Not to be ignored is that Nvidia offers these GPUs as alternatives to integrated GPU solutions that are found in most ultrabooks and entry-level laptops. Compared to such iGPU solutions, the advantages of the MX150 are quickly apparent.

Although the new generation delivers higher power, there is a downfall. Unlike the CPUs used for this comparison, ultrabooks and budget gaming laptops are now powered by U-Series CPUs with 15 watts of TDP. Thus, they are optimized to maximize battery life and minimize heat generation. OEMs can also reduce the clock rates of the MX150 to keep the temperatures low. Therefore, the actual performance of the GPU may be variable.


Is it worth upgrading to MX150?

Is it necessary to replace your existing 940MX laptop with one with MX150? Not really. Although the MX150 brings a fairly obvious performance gain and an improved architecture, this may not have an effect in everyday use. Anyone looking for a new Ultrabook or entry-level gaming notebook can definitely consider one with MX150. Although the MX150 is not specifically made for Workstation users, it is nice to know that performance increase in this area as well. We generally recommend that buyers avoid the older Maxwell GPUs as best they can. Maxwell GPUs have clearly exceeded their zenith and the newer Pascal chips offer better performance and – more importantly – higher energy efficiency. But what if they get an excellent offer for a 940MX laptop? Well, if it is irresistible and you are sure that the notebook (in the meantime) will meet its performance requirements, it could be a purchase value. The 940MX is by no means “out of date”, and Nvidia will still offer driver updates for some time. Keep in mind, however, that the MX150 is better in every respect.
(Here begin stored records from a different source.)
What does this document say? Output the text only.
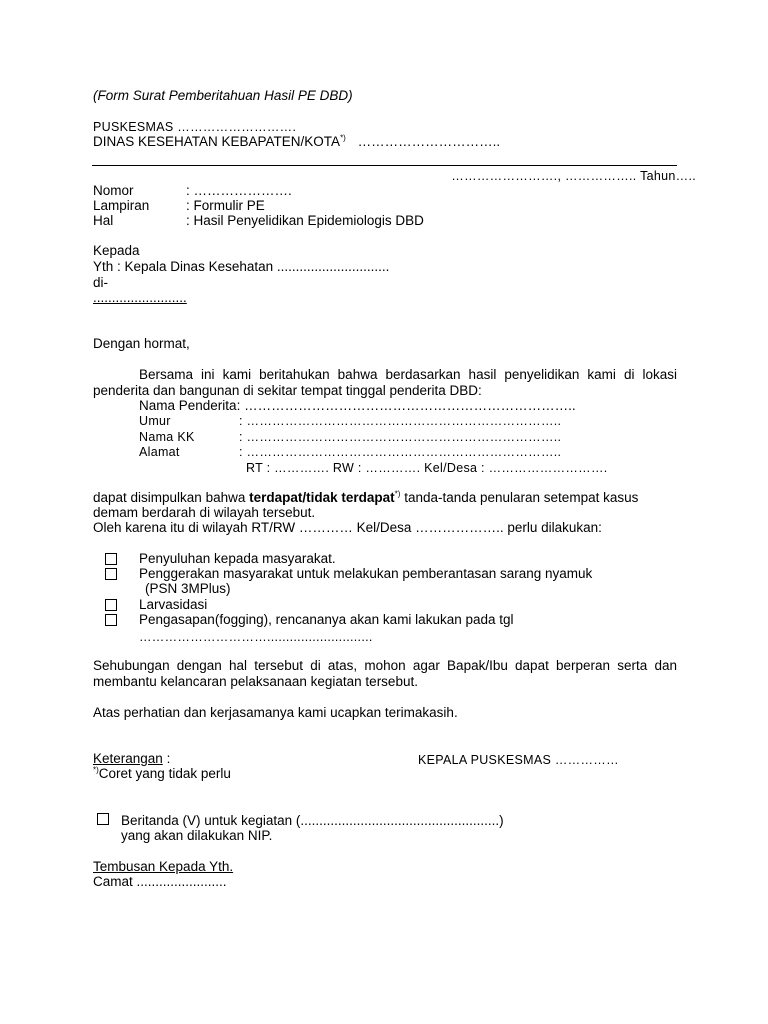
(Form Surat Pemberitahuan Hasil PE DBD)
PUSKESMAS ……………………….
DINAS KESEHATAN KEBAPATEN/KOTA*) …………………………..
……………………., …………….. Tahun…..
Nomor	: ………………….
Lampiran	: Formulir PE
Hal	: Hasil Penyelidikan Epidemiologis DBD
Kepada
Yth : Kepala Dinas Kesehatan ..............................
di-
.........................
Dengan hormat,
Bersama ini kami beritahukan bahwa berdasarkan hasil penyelidikan kami di lokasi penderita dan bangunan di sekitar tempat tinggal penderita DBD:
Nama Penderita: ………………………………………………………………..
Umur	: ………………………………………………………………..
Nama KK	: ………………………………………………………………..
Alamat	: ………………………………………………………………..
RT : …………. RW : …………. Kel/Desa : ……………………….
dapat disimpulkan bahwa terdapat/tidak terdapat*) tanda-tanda penularan setempat kasus
demam berdarah di wilayah tersebut.
Oleh karena itu di wilayah RT/RW ………… Kel/Desa ……………….. perlu dilakukan:
Penyuluhan kepada masyarakat.
Penggerakan masyarakat untuk melakukan pemberantasan sarang nyamuk
(PSN 3MPlus)
Larvasidasi
Pengasapan(fogging), rencananya akan kami lakukan pada tgl
…………………………............................
Sehubungan dengan hal tersebut di atas, mohon agar Bapak/Ibu dapat berperan serta dan membantu kelancaran pelaksanaan kegiatan tersebut.
Atas perhatian dan kerjasamanya kami ucapkan terimakasih.
Keterangan :	KEPALA PUSKESMAS ……………
*)Coret yang tidak perlu
Beritanda (V) untuk kegiatan (.....................................................)
yang akan dilakukan NIP.
Tembusan Kepada Yth.
Camat ........................
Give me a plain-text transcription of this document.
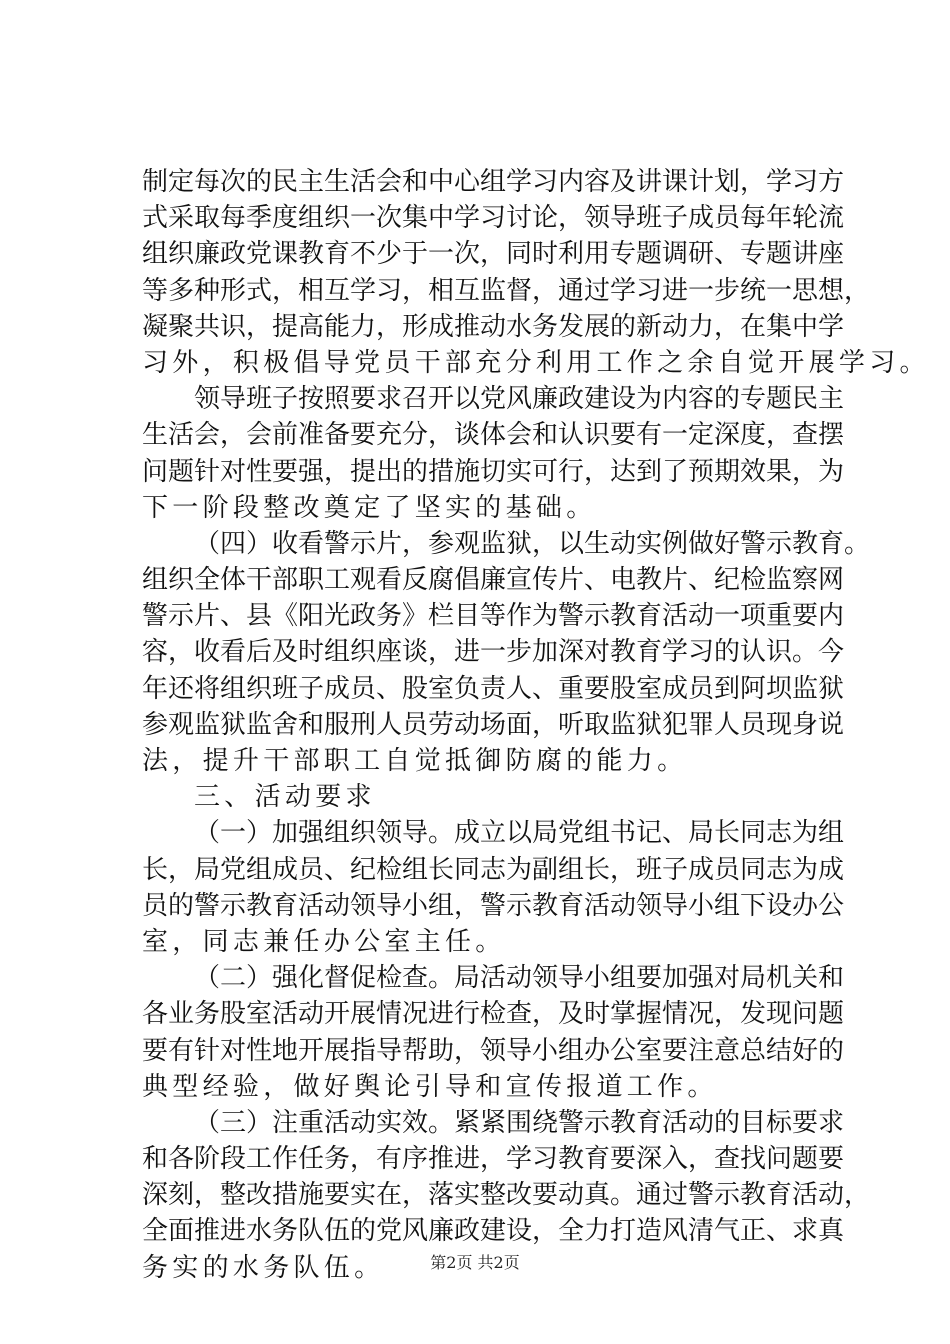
制定每次的民主生活会和中心组学习内容及讲课计划，学习方
式采取每季度组织一次集中学习讨论，领导班子成员每年轮流
组织廉政党课教育不少于一次，同时利用专题调研、专题讲座
等多种形式，相互学习，相互监督，通过学习进一步统一思想，
凝聚共识，提高能力，形成推动水务发展的新动力，在集中学
习外，积极倡导党员干部充分利用工作之余自觉开展学习。
领导班子按照要求召开以党风廉政建设为内容的专题民主
生活会，会前准备要充分，谈体会和认识要有一定深度，查摆
问题针对性要强，提出的措施切实可行，达到了预期效果，为
下一阶段整改奠定了坚实的基础。
（四）收看警示片，参观监狱，以生动实例做好警示教育。
组织全体干部职工观看反腐倡廉宣传片、电教片、纪检监察网
警示片、县《阳光政务》栏目等作为警示教育活动一项重要内
容，收看后及时组织座谈，进一步加深对教育学习的认识。今
年还将组织班子成员、股室负责人、重要股室成员到阿坝监狱
参观监狱监舍和服刑人员劳动场面，听取监狱犯罪人员现身说
法，提升干部职工自觉抵御防腐的能力。
三、活动要求
（一）加强组织领导。成立以局党组书记、局长同志为组
长，局党组成员、纪检组长同志为副组长，班子成员同志为成
员的警示教育活动领导小组，警示教育活动领导小组下设办公
室，同志兼任办公室主任。
（二）强化督促检查。局活动领导小组要加强对局机关和
各业务股室活动开展情况进行检查，及时掌握情况，发现问题
要有针对性地开展指导帮助，领导小组办公室要注意总结好的
典型经验，做好舆论引导和宣传报道工作。
（三）注重活动实效。紧紧围绕警示教育活动的目标要求
和各阶段工作任务，有序推进，学习教育要深入，查找问题要
深刻，整改措施要实在，落实整改要动真。通过警示教育活动，
全面推进水务队伍的党风廉政建设，全力打造风清气正、求真
务实的水务队伍。	第2页 共2页
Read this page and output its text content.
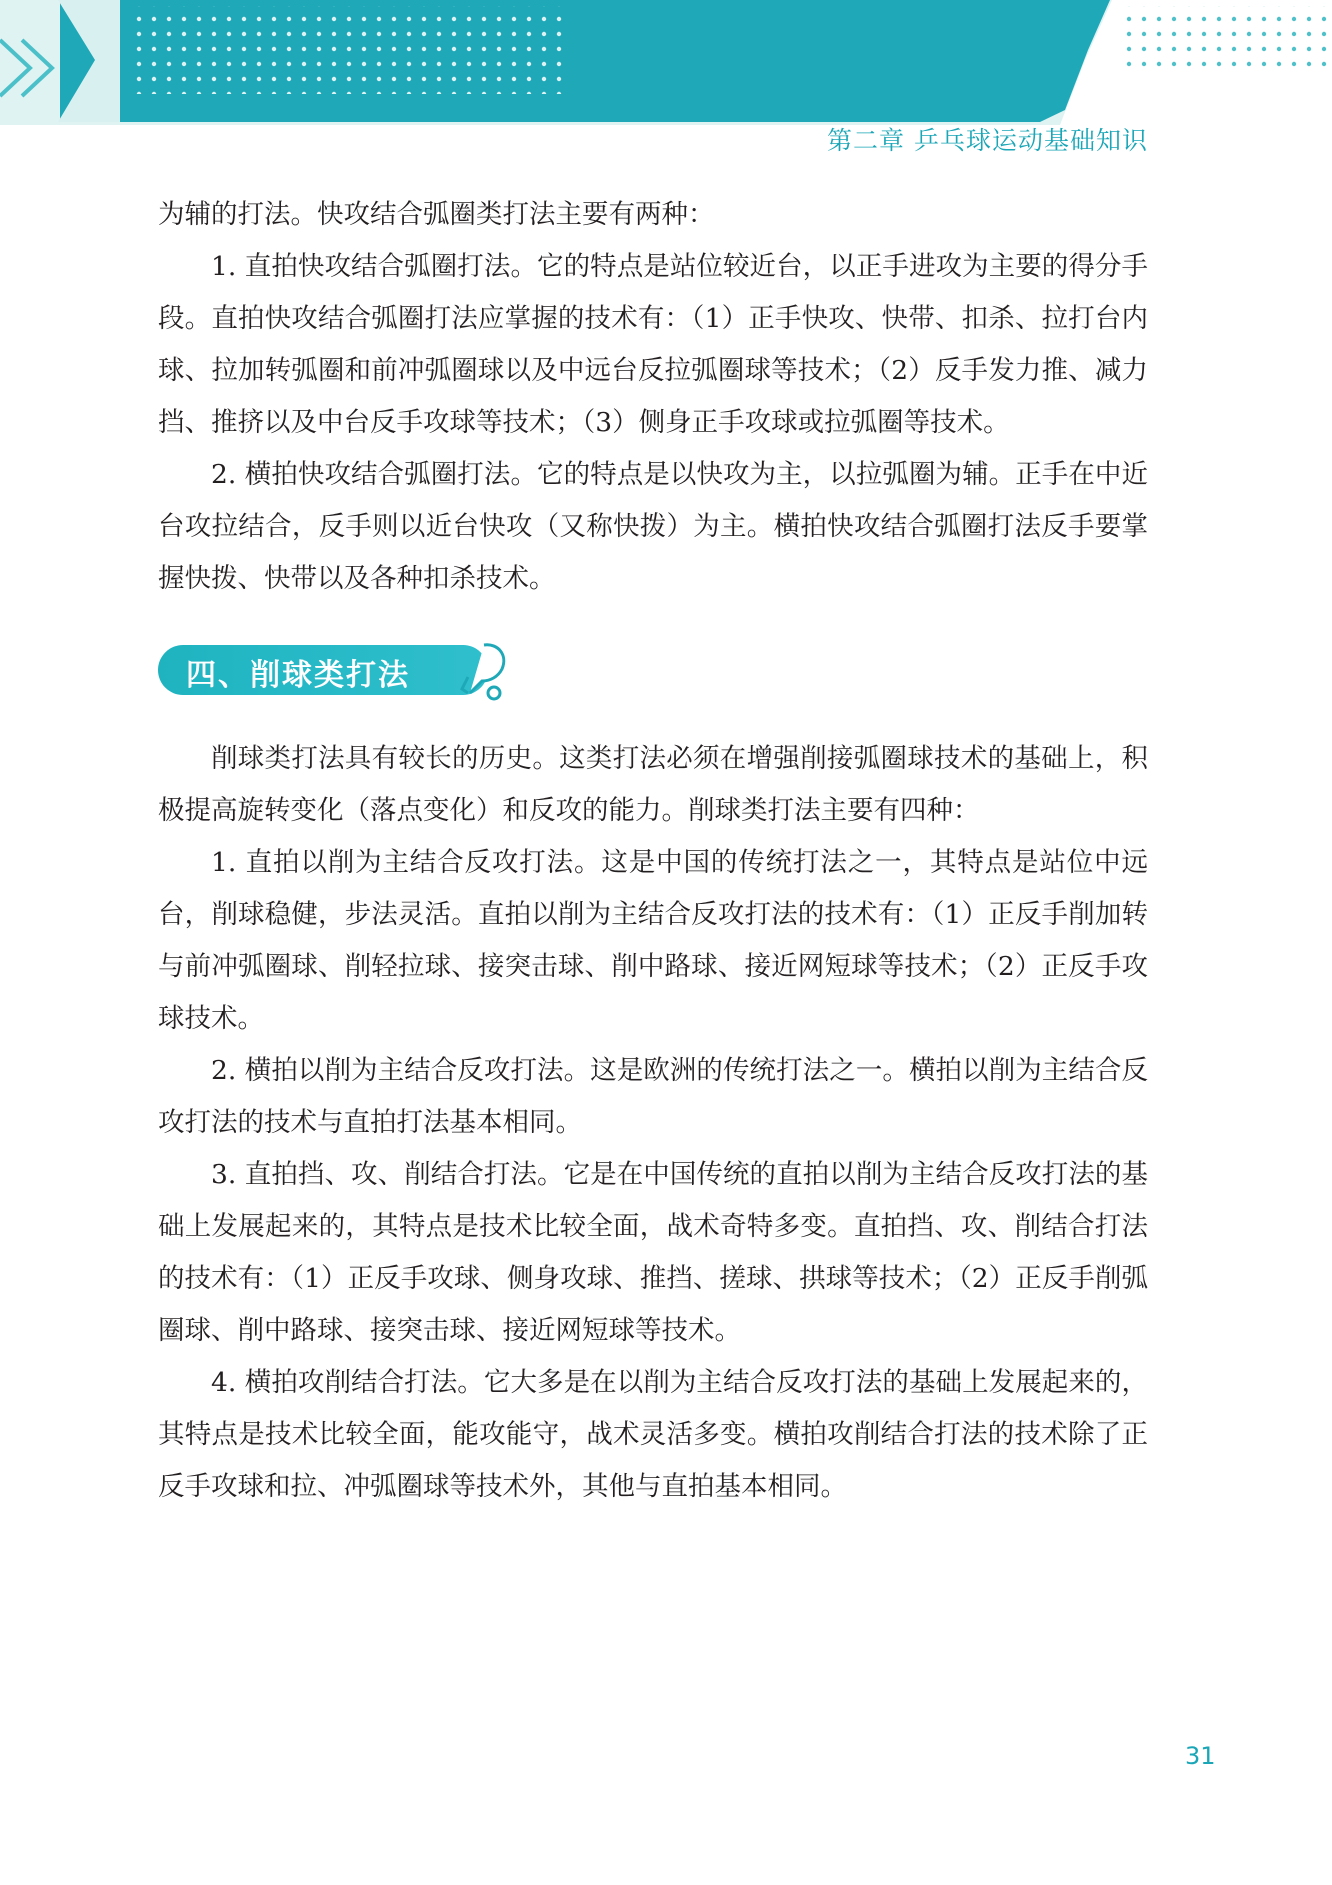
第二章 乒乓球运动基础知识

为辅的打法。快攻结合弧圈类打法主要有两种：

1. 直拍快攻结合弧圈打法。它的特点是站位较近台，以正手进攻为主要的得分手段。直拍快攻结合弧圈打法应掌握的技术有：（1）正手快攻、快带、扣杀、拉打台内球、拉加转弧圈和前冲弧圈球以及中远台反拉弧圈球等技术；（2）反手发力推、减力挡、推挤以及中台反手攻球等技术；（3）侧身正手攻球或拉弧圈等技术。

2. 横拍快攻结合弧圈打法。它的特点是以快攻为主，以拉弧圈为辅。正手在中近台攻拉结合，反手则以近台快攻（又称快拨）为主。横拍快攻结合弧圈打法反手要掌握快拨、快带以及各种扣杀技术。

四、削球类打法

削球类打法具有较长的历史。这类打法必须在增强削接弧圈球技术的基础上，积极提高旋转变化（落点变化）和反攻的能力。削球类打法主要有四种：

1. 直拍以削为主结合反攻打法。这是中国的传统打法之一，其特点是站位中远台，削球稳健，步法灵活。直拍以削为主结合反攻打法的技术有：（1）正反手削加转与前冲弧圈球、削轻拉球、接突击球、削中路球、接近网短球等技术；（2）正反手攻球技术。

2. 横拍以削为主结合反攻打法。这是欧洲的传统打法之一。横拍以削为主结合反攻打法的技术与直拍打法基本相同。

3. 直拍挡、攻、削结合打法。它是在中国传统的直拍以削为主结合反攻打法的基础上发展起来的，其特点是技术比较全面，战术奇特多变。直拍挡、攻、削结合打法的技术有：（1）正反手攻球、侧身攻球、推挡、搓球、拱球等技术；（2）正反手削弧圈球、削中路球、接突击球、接近网短球等技术。

4. 横拍攻削结合打法。它大多是在以削为主结合反攻打法的基础上发展起来的，其特点是技术比较全面，能攻能守，战术灵活多变。横拍攻削结合打法的技术除了正反手攻球和拉、冲弧圈球等技术外，其他与直拍基本相同。

31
GPUs like the MX150 offer more than any iGPUs, and it is gratifying that Nvidia is also extending its latest architecture improvements to its entry-level chips. The MX150 is in every respect better than its Maxwell counterpart 940MX. Although the MX150 fades compared to its more powerful relatives such as the GTX 1050 and better, it provides enough power for most common tasks, allowing some gaming to be done.